North Shore communities take center stage in our tenth episode. We chronicle ten years of district energy success with the City of North Vancouver’s Lonsdale Energy. Learn why West Vancouver is embracing Coach Houses and how they offer a wider range of housing choices for everyone from young families to seniors hoping to ‘age in place. Take a ride on the new Spirit Trail — a cycling route connecting Deep Cove to West Vancouver and creating a safe, accessible bicycling option across the North Shore. Plus, trees make for healthy communities no matter which side of the Burrard Inlet they are planted. See how the City of Vancouver is delivering training to amateur arborists to fulfill an ambitious goal of greening the city.

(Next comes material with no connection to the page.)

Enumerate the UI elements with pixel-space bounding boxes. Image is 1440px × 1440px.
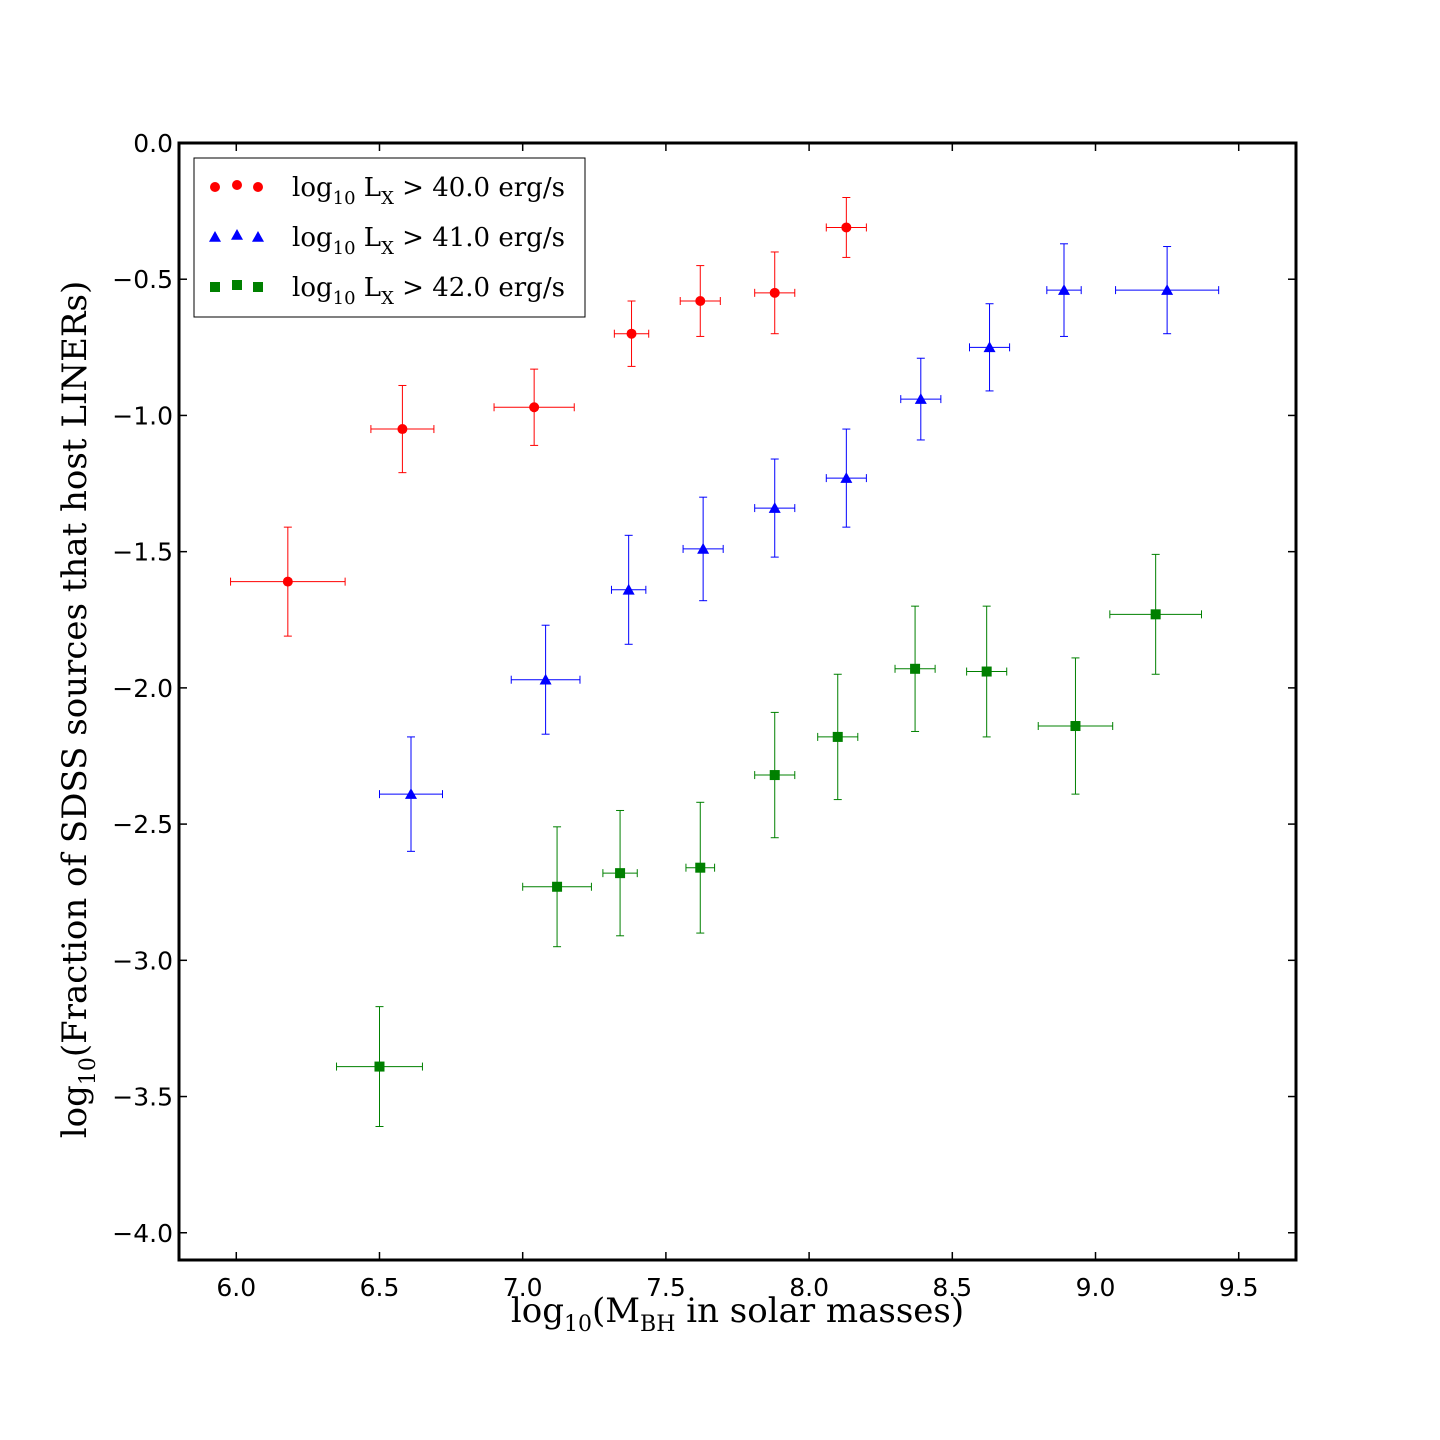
series-3	[336, 553, 1202, 1128]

In West Vancouver coach houses are now an option, making the district the 10th municipality in Metro Vancouver to use this form of detached secondary suites as a way to grow housing stock. See how this housing style helps young families and seniors, and makes it possible to reduce construction waste at the same time.
The number of cycling commuters in North Vancouver has tripled in the last three years, evidence that the joint cycling plan for the City and District of North Vancouver, developed with valuable input from cyclists, is working. Now the route priorities are being incorporated into capital planning processes and results are appearing, such as the Spirit Trail. Working together, the two municipalities are making their communities more bicycle friendly and at the same time reducing emissions and improving air quality.
Urban trees are part of the natural capital that protects our economic and social well-being. They buffer noise, reduce stormwater runoff, and provide habitat for wildlife. The City of Vancouver has set a goal of planting 150,000 trees by 2020. With the help of a team of citizen foresters, this ambitious goal is closer than ever. See how training gives these volunteers the skills to help the city get greener.
When the City of North Vancouver started Lonsdale Energy Corporation ten years ago, they became a regional leader in greenhouse gas reductions. Now with six mini-plants, 54 nearby buildings are efficiently served from a range of alternative energy sources, including solar and geothermal.
Strong town centres contain people, workplaces, transportation and pedestrian choices. Shops, services, and arts venues also bring vibrancy to a town centre. Planners in Surrey recently gave the Central City area exactly that type of boost when the new Surrey City Hall took center stage for Culture Days. Learn why the original planning for this facility included a role for the arts and get a taste of event, which saw talented singers, dancers, and musicians show off Surrey’s artistic side.
Cycling has become more popular these days, especially with growing concern about climate change and the negative effects of having so many cars on the road. Metro Vancouver manages air quality in the region and one viable strategy for cleaner air is the development of infrastructure that makes cycling a viable choice for as many people as possible. At a local cycling conference, attendees learned how designing for timid cyclists brings benefits to commuter riders as well. The city of Burnaby has become a leader in this regard, and is the first city in Metro Vancouver to develop a standard that developers must adhere to when putting up buildings in Burnaby’s town centres. But rather than a burden, it’s being seen as great way to attract buyers.
After decades of disruption, many local streams are being engineered to encourage the return of spawning salmon. A key element is volunteer time and effort, coupled with municipal support. In West Vancouver, one of their 22 streams was enhanced at the foot of 19th St. Learn how volunteers and the city collaborated, making McDonald Creek more welcoming to salmon species heading upstream.
Waste collection took center stage at the New Westminster Uptown Live outdoor music festival. A new sponsor meant a chance to try something new with waste reduction. The event organizers teamed up with sponsors and suppliers to work towards a zero waste approach to the festivities. It’s part of a region-wide shift to food recycling programs, which are expected to help push waste diversion rates well above the 60% total achieved in 2013.
The Burns Bog Ecological Conservancy Area has two caretakers: the Corporation of Delta and Metro Vancouver. 2014 marks ten years of cooperation between the two levels of government protecting the bog, including monitoring water flows around its edge.